Le Tchad annonce avoir retiré toutes ses troupes de Centrafrique

0
79
Des soldats tchadiens de la Misca sur un pick-up à Bangui, en janvier 2014 (Archives/Eric Feferberg/AFP)
Temps de lecture estimé : 2 minutes
Des soldats tchadiens de la Misca sur un pick-up à Bangui, en janvier 2014 (Archives/Eric Feferberg/AFP)
Des soldats tchadiens de la Misca sur un pick-up à Bangui, en janvier 2014 (Archives/Eric Feferberg/AFP)
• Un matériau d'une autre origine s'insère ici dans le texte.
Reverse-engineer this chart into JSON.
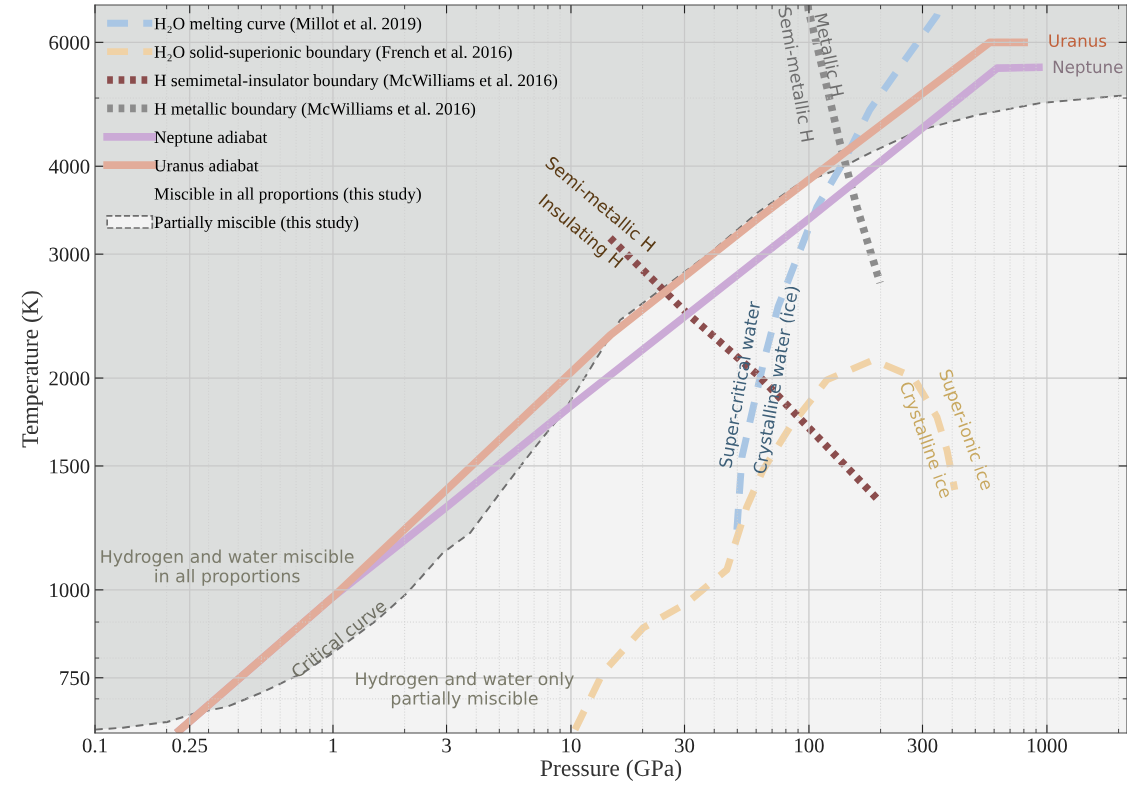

Le Tchad a annoncé mercredi avoir achevé le retrait de Centrafrique de l’ensemble de son contingent au sein de la force africaine (MISCA), lors d’une cérémonie à Sarh (sud) présidée par le Premier ministre tchadien Pahimi Deubet Kalzeubé, rapporte l’AFP.

Le dernier soldat a traversé la frontière le 13 avril à 20 heures, a déclaré lors de la cérémonie le chef du contingent tchadien auprès de la MISCA, le colonel Souleyman Adam, en présence du Premier ministre qui s’est félicité d’un retrait ordonné et discipliné.

Amer et se disant injustement critiqué, le Tchad avait annoncé jeudi 3 avril quitter la Force africaine en Centrafrique (MISCA), dénonçant une «campagne malveillante» contre ses soldats, à nouveau mis en cause après avoir tué plusieurs civils à Bangui samedi 29 mars.

La présidente centrafricaine de transition, Catherine Samba Panza, avait par le lendemain fait part de ses regrets, mais sans plus, après l’annonce du retrait du contingent tchadien de la MISCA.

«Nous regrettons cette décision qui a été prise sous l’effet d’un certain nombre d’événements», avait-elle déclaré.

Les soldats de l’armée tchadienne ont tiré sans avoir été provoqués sur la foule lors de l’incident à Bangui le week-end dernier, tuant 30 personnes et faisant au moins 300 blessés, avait aussi indiqué l’ONU le lendemain.

Au total, 833 soldats ont donc traversé la frontière avec armes et bagages, mettant un terme à un engagement dans la Force africaine qui a coûté la vie à 15 des leurs, selon le gouvernement tchadien.

Fustigeant ceux qui s’emploient obstinément à vouloir ternir l’image de nos vaillantes forces de défense et de sécurité, le Premier ministre a notamment demandé aux forces française Sangaris et à la MISCA «d’assurer la sécurité de ceux de nos compatriotes encore restés en Centrafrique».

Mardi, le chef de la diplomatie française Laurent Fabius avait dit espérer que ce retrait du contingent tchadien n’est pas une option définitive.

Souvent associée à la coalition rebelle Séléka, majoritairement composée de musulmans et de mercenaires étrangers, et qui avait pris le pouvoir entre mars 2013 et janvier 2014, l’armée tchadienne avait mauvaise réputation auprès de la communauté chrétienne de Centrafrique.

La communauté musulmane, en revanche, tenait particulièrement à la présence de ce contingent pour la protéger des exactions des milices chrétiennes anti balaka qui n’hésitent pas à s’attaquer aux civils musulmans, qu’ils accusent de connivence avec l’ex-rébellion Séléka.